Disease Severity in Moderate-to-Severe COVID-19 Is Associated With Platelet Hyperreactivity and Innate Immune Activation

BACKGROUND: Hemostasis and inflammation are both dysregulated in patients with moderate-to-severe coronavirus disease 2019 (COVID-19). Yet, both processes can also be disturbed in patients with other respiratory diseases, and the interactions between coagulation, inflammation, and disease severity specific to COVID-19 are still vague. METHODS: Hospitalized patients with acute respiratory symptoms and with severe acute respiratory syndrome coronavirus 2 (SARS-CoV2)-positive (COV(pos)) and SARS-CoV2-negative (COV(neg)) status were included. We assessed adenosine diphosphate (ADP)-, thrombin receptor activator peptide 6 (TRAP)-, and arachidonic acid (AA)-induced platelet reactivity by impedance aggregometry, as well as leukocyte subtype spectrum and platelet-leukocyte aggregates by flow cytometry and inflammatory cytokines by cytometric bead array. RESULTS: ADP-, TRAP-, and AA-induced platelet reactivity was significantly higher in COV(pos) than in COV(neg) patients. Disease severity, assessed by sequential organ failure assessment (SOFA) score, was higher in COV(pos) than in COV(neg) patients and again higher in deceased COV(pos) patients than in surviving COV(pos).
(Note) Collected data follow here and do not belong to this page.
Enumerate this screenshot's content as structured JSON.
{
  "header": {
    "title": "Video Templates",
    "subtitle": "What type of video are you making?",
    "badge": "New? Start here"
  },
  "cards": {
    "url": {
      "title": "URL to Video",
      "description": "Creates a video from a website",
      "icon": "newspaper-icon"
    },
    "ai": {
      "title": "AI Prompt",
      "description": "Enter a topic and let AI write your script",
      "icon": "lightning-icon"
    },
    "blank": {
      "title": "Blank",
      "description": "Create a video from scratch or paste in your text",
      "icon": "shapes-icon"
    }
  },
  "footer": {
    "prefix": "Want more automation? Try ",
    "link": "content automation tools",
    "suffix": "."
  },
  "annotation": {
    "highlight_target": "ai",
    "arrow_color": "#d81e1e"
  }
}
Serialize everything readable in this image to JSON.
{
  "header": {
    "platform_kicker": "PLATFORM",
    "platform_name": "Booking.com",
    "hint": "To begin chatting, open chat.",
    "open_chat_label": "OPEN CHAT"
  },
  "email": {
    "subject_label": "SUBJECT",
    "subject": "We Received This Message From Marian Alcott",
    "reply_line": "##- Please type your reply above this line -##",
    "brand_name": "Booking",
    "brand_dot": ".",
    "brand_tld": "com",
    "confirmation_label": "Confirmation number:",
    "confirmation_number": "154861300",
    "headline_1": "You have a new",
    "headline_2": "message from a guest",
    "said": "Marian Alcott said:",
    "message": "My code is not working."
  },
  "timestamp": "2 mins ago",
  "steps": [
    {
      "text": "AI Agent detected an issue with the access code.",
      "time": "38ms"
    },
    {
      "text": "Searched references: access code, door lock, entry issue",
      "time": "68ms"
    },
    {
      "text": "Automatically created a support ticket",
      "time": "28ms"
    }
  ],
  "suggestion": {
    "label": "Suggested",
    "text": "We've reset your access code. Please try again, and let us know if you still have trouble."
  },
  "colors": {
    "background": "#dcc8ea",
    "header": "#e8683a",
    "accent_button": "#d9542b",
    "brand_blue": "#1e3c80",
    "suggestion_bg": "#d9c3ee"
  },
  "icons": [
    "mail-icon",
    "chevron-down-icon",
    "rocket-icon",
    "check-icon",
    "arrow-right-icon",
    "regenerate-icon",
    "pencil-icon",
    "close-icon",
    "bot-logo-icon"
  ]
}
The SOFA score correlated significantly with the mean platelet volume and TRAP-induced platelet aggregability. A larger percentage of classical and intermediate monocytes, and of CD4(pos) T cells (T(H)) aggregated with platelets in COV(pos) than in COV(neg) patients. Interleukin (IL)-1 receptor antagonist (RA) and IL-6 levels were higher in COV(pos) than in COV(neg) patients and again higher in deceased COV(pos) patients than in surviving COV(pos). IL-1RA and IL-6 levels correlated with the SOFA score in COV(pos) but not in COV(neg) patients. In both respiratory disease groups, absolute levels of B-cell-platelet aggregates and NK-cell-platelet aggregates were correlated with ex vivo platelet aggegation upon stimulation with AA and ADP, respectively, indicating a universal, but not a COVID-19-specific mechanism. CONCLUSION: In moderate-to-severe COVID-19, but not in other respiratory diseases, disease severity was associated with platelet hyperreactivity and a typical inflammatory signature. In addition to a severe inflammatory response, platelet hyperreactivity associated to a worse clinical outcome in patients with COVID-19, pointing to the importance of antithrombotic therapy for reducing disease severity.